Ahora me resulta difícil situar en qué momento aquella idea se afincó en mi mente por vez primera; sin embargo, una vez la acepté en toda su dimensión, estuvo persiguiéndome a cualquier hora del día y de la noche. Llegó a resultar tan absorbente que me olvidé de cualquier otro objetivo. No puedo decir que me sintiera furioso. Siempre había querido bastante al viejo. Jamás me causó ningún daño, ni se atrevió a ofenderme. El hecho de que fuese rico me traía sin cuidado. Creo que todo empezó cuando caí en la cuenta de la singularidad de sus ojos. ¡Claro que fue esto! Los tenía muy parecidos a los de un buitre... Eran de un tono celeste y estaban cubiertos por una telilla delgada. Cuando se fijaban en mí se me paralizaban los músculos. De esta manera, de una forma gradual y con lentitud, tomé la decisión de quitar la vida al viejo, con la única intención de librarme de aquella mirada definitivamente.
Desde este momento deben permanecer muy atentos. Es posible que ustedes sigan considerándome un loco. Pero quienes pierden el juicio poco saben de las cosas. Algo que no me ocurría a mí... ¡Debieron verme en aquellos tiempos! ¡Se habrían sorprendido de la habilidad de mi comportamiento! ¡Las precauciones que adopté, el cálculo de mis actos... y la astucia con que operé! Nunca le había prestado al viejo tanta atención como en esos días anteriores a su muerte. Cada una de las noches, alrededor de las doce, me cuidaba de accionar el picaporte de la puerta para abrirla... ¡Oh, con que delicadeza lo realizaba! En el momento que la abertura me parecía suficiente para introducir la cabeza, encendía una linterna sorda, la colocaba a una altura que su resplandor no pudiera ser visto desde fuera y, poco a poco, me deslizaba en el interior. ¡Seguramente que todos ustedes se hubieran burlado de mis movimientos! Procuraba realizarlos pausadamente, sin ninguna prisa, porque me importaba muchísimo no despertar al viejo. No me preocupaba tardar más de una hora en atravesar la abertura de la puerta, sin dejar de verle echado en la cama. ¿Algún loco hubiese adoptado tantas precauciones como yo? En el momento que me había metido completamente en el dormitorio, dejaba libre la linterna sigilosamente... ¡tan sigilosamente! Claro que lo hacía con el mayor cuidado, porque era la única manera de que no chirriasen las bisagras... Lo que me importaba era que un solo haz de luz cayera sobre los ojos de buitre, especialmente el derecho que era el que más se asemejaba a ese pajarraco tan repugnante. Una labor que realicé a lo largo de siete noches interminables... Siempre a la misma hora, a las doce... Sin embargo, en cada una de las experiencias me fui a tropezar con que ese ojo se encontraba cerrado, lo que me impedía culminar mi tarea, debido a que no era la totalidad del viejo lo que me encolerizaba, sino ese ojo derecho, todo un maleficio. Al llegar la mañana, nada más dar comienzo un nuevo día, llegaba al dormitorio, sin dar muestras de temor, y procuraba hablarle decididamente, utilizando su nombre con un tono amigable, y hasta le preguntaba si había pasado una buena noche. Como apreciarán ustedes el viejo habría tenido que ser muy sagaz para adivinar el acecho al que yo venía sometiéndole, precisamente a las doce, cuando yo iba a comprobar su forma de dormir, en busca de ese ojo que esperaba encontrar abierto alguna vez.

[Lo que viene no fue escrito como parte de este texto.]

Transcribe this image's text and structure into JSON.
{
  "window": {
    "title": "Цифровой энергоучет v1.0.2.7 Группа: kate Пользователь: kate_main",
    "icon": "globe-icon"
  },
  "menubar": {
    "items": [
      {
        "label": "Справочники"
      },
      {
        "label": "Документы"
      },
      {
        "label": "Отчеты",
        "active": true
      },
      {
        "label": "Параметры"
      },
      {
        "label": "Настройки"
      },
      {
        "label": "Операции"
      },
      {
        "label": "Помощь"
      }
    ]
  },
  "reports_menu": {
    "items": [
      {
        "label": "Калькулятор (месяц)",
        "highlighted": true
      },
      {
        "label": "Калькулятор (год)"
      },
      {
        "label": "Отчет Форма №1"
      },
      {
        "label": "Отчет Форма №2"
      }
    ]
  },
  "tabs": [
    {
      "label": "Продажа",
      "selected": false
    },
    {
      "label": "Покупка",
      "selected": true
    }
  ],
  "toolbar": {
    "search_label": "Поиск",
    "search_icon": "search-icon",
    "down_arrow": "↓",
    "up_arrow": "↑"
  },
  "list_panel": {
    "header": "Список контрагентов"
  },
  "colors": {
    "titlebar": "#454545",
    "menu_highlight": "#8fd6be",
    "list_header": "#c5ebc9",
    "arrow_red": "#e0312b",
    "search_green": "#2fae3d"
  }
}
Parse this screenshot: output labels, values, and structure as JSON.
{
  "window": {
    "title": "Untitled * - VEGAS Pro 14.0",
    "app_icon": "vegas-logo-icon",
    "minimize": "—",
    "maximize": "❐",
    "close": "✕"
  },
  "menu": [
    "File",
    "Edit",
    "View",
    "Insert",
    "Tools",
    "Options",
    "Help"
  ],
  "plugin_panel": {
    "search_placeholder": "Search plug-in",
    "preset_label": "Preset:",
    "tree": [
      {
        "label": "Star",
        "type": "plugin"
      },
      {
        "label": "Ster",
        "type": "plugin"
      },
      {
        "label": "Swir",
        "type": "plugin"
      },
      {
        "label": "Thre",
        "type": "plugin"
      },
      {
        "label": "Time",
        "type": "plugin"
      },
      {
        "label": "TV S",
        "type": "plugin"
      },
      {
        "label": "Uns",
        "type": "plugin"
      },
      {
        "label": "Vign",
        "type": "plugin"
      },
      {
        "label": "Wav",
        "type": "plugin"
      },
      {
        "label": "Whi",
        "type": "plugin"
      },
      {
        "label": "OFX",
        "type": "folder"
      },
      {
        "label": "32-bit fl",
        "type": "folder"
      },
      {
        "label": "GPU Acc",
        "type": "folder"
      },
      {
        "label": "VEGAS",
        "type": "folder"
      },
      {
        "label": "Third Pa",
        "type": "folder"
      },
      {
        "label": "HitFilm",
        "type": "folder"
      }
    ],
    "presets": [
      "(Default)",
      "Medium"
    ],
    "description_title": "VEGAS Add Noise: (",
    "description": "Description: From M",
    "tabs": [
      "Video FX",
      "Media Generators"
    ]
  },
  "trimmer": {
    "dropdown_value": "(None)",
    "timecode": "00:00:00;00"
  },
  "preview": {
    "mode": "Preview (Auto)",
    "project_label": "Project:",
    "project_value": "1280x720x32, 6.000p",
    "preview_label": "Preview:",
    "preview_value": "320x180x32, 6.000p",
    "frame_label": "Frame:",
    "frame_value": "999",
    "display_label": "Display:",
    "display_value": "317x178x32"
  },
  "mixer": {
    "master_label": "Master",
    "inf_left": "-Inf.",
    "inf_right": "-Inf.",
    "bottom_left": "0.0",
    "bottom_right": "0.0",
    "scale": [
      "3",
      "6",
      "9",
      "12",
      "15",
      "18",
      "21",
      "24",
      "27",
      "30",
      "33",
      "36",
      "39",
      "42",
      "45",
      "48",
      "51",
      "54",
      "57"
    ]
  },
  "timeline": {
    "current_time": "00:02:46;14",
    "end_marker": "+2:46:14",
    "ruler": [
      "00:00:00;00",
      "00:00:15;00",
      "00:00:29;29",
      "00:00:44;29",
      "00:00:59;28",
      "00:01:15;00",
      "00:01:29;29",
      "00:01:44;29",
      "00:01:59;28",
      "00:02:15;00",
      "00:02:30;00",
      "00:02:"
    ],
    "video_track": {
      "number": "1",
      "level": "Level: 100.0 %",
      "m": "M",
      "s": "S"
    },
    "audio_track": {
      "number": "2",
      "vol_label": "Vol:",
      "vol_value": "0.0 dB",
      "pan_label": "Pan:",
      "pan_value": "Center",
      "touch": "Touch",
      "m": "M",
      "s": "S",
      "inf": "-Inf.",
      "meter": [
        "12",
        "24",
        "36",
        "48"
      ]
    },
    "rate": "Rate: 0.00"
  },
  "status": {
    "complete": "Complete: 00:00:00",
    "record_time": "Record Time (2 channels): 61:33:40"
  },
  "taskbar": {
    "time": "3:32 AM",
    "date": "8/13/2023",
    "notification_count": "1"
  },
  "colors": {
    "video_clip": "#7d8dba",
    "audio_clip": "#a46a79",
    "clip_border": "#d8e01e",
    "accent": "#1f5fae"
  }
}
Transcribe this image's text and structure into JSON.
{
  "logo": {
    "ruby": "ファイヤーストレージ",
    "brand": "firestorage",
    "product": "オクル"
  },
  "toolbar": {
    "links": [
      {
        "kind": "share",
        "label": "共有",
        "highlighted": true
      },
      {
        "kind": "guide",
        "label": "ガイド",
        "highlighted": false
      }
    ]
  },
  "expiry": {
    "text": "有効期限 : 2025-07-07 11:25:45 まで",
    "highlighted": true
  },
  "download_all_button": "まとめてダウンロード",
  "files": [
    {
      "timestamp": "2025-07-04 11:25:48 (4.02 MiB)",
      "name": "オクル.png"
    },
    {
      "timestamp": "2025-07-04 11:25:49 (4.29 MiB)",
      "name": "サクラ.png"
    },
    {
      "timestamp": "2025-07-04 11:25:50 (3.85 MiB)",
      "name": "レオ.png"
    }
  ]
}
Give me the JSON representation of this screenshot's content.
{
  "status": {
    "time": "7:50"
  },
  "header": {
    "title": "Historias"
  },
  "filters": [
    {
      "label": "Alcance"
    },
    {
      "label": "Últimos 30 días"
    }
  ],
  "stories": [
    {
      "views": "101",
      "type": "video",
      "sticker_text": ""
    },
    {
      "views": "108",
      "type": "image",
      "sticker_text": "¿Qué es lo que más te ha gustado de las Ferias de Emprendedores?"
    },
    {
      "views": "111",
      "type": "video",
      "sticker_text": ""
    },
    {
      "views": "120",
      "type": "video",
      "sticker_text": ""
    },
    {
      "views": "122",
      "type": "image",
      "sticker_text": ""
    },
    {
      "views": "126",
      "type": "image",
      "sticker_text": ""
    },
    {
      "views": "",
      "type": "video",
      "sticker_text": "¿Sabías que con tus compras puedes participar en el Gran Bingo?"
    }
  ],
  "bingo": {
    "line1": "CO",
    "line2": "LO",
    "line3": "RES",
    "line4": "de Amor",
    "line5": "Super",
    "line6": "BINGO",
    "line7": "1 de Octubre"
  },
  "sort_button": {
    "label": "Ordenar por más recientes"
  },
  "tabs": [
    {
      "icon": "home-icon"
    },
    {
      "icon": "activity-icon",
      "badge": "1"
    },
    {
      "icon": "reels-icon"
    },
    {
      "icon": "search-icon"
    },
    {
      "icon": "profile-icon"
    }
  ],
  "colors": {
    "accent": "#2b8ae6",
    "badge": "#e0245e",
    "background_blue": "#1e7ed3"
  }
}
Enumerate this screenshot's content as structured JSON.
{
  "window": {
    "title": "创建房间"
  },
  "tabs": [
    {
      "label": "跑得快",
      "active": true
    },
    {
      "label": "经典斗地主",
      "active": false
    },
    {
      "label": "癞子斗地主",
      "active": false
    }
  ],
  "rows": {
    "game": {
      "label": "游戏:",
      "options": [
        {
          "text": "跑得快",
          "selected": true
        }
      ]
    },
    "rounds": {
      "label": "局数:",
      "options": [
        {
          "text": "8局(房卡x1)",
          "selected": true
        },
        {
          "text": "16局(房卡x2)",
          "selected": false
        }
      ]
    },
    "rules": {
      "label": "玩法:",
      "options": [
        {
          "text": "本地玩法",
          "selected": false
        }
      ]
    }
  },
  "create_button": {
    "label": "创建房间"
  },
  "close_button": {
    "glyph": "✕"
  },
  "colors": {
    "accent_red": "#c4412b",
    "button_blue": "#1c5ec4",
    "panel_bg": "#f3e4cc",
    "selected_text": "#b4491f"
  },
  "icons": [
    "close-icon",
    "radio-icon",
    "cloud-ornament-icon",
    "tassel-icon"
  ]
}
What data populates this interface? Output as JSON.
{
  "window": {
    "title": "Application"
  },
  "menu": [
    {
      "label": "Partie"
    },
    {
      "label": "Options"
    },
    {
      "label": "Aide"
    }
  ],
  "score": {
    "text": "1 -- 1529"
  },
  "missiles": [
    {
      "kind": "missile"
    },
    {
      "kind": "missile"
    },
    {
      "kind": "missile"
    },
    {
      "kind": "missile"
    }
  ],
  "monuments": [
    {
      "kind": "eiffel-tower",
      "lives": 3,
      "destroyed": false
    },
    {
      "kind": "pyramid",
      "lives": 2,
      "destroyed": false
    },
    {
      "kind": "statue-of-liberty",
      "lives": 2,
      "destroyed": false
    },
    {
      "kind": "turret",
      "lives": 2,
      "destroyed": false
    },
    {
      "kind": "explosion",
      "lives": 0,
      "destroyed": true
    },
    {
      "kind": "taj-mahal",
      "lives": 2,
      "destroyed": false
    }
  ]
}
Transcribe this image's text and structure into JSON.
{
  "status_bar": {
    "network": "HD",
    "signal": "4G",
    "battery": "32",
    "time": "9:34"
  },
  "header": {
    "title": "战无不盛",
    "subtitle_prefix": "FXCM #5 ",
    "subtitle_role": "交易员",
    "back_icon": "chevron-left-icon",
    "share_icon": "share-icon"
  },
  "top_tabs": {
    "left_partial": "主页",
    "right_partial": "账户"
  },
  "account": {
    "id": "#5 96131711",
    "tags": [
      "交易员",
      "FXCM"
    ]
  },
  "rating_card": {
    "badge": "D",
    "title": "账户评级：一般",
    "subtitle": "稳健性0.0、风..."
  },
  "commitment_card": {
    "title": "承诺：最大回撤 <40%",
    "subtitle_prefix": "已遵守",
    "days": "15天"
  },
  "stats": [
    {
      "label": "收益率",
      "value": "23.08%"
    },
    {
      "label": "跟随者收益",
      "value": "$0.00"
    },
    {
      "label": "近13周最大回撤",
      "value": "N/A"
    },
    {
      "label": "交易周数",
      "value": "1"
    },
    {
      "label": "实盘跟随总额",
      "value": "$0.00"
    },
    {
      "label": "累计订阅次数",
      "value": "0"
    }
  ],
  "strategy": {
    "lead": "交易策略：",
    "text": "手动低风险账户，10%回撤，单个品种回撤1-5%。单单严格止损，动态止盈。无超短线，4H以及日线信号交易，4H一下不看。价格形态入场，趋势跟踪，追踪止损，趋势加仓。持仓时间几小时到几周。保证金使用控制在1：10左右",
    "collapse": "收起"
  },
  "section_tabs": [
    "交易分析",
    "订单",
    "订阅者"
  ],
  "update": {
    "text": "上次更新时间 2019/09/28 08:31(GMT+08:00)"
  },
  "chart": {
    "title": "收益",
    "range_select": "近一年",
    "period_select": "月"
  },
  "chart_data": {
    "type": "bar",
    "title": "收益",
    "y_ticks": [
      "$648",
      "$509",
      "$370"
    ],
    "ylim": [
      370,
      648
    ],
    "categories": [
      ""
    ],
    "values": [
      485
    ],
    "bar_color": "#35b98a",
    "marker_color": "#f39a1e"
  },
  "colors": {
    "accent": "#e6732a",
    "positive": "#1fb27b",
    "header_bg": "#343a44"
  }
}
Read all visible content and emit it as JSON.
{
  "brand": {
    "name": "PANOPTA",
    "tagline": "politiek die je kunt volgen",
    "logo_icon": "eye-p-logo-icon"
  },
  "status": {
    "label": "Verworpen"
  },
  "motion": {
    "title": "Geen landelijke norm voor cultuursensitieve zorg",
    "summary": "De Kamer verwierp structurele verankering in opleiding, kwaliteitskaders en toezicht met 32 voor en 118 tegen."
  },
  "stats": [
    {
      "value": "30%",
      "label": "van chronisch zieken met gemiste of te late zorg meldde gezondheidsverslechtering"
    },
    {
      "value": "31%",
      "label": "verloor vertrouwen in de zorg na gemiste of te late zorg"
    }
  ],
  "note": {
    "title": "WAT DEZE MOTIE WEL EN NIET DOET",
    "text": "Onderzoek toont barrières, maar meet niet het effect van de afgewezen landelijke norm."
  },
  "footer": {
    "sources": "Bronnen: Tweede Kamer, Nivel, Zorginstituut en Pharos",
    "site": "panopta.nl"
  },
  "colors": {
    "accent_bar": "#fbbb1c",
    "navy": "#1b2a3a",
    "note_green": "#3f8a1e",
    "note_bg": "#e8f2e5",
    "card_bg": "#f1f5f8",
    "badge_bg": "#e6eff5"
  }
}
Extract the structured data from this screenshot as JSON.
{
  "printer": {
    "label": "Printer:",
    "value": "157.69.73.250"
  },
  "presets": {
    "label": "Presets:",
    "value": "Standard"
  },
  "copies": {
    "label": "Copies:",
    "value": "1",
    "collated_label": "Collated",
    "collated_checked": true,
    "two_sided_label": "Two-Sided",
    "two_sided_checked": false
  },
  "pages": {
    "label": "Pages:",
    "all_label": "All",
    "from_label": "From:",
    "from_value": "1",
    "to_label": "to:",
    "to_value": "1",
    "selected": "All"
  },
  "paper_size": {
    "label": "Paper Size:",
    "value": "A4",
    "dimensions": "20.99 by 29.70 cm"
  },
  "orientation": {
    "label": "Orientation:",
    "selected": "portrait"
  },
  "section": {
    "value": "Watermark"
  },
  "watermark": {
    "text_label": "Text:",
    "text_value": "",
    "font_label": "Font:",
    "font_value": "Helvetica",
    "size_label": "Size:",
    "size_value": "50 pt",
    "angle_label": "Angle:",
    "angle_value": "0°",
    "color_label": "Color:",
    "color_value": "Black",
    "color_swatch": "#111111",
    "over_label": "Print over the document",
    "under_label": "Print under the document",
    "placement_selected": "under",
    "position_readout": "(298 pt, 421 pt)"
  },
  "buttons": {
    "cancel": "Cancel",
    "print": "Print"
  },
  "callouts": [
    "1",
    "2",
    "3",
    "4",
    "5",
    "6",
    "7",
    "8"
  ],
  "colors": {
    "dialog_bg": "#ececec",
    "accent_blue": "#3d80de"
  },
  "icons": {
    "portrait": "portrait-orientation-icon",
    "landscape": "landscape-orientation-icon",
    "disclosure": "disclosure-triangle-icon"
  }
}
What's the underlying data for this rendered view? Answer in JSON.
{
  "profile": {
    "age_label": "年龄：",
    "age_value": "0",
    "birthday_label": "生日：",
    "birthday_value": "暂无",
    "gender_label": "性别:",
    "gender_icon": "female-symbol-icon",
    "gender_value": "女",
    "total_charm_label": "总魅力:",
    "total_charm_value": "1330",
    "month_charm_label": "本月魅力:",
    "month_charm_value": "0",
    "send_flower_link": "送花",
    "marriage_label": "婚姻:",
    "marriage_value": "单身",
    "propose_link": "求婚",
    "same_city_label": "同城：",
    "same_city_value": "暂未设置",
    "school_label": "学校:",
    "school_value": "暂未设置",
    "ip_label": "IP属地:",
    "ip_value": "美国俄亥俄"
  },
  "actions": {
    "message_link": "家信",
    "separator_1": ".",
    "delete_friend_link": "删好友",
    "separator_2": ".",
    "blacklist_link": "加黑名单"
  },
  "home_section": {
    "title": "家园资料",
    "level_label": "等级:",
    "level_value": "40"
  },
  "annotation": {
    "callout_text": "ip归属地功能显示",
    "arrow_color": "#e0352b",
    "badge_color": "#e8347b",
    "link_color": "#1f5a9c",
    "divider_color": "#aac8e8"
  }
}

Precisamente en la octava noche me cuidé de actuar con un sigilo más extremado, especialmente al comenzar a abrir la puerta. El minutero de un reloj se movía con mayor velocidad que mi mano en aquellos instantes. En ningún momento, anteriormente, había podido captar el sentido tan preciso de mis habilidades, de mi intuición. Casi fui incapaz de frenar la sensación de victoria. ¡Imaginar que me encontrase allí, abriendo lentamente la puerta, y que el viejo podía soñar con mis secretos deseos o cálculos mentales! No pude contener una risa sorda, sujeta entre los dientes. Es posible que me escuchara, ya que advertí que se movía, de repente, en el lecho, igual que si algo le hubiera sobresaltado. Ustedes supondrán que entonces procuré retroceder...; pero no lo hice. La habitación se hallaba tan a oscuras como el fondo de un recipiente cubierto de pez, debido a que el viejo se cuidaba de cerrar completamente las persianas antes de meterse entre las sábanas, debido a que le tenía mucho miedo a los ladrones. Por eso yo alimentaba la seguridad de que no podía ver la abertura de la puerta, y continué empujándola lentamente, muy lentamente.
Acababa de introducir la cabeza y estaba dispuesto a encender la linterna, en el momento que mi pulgar se deslizó involuntariamente sobre el cierre metálico. En ese instante el viejo se incorporó en la cama, voceando:
—¿Quién anda ahí?
Procuré quedarme quieto, mudo. Sé que durante la hora siguiente no moví ni uno solo de mis músculos, y en cada uno de estos minutos no escuché que se hubiera vuelto a tumbar en la cama. Supe que el viejo esperaba, como si presintiera la gran amenaza a pesar de que no contase ni con una sola prueba que le permitiera considerarla auténtica... En realidad actuaba como yo en las noches anteriores, a la vez que oía en la pared los taladros cuyo eco no suponía el presagio de la muerte.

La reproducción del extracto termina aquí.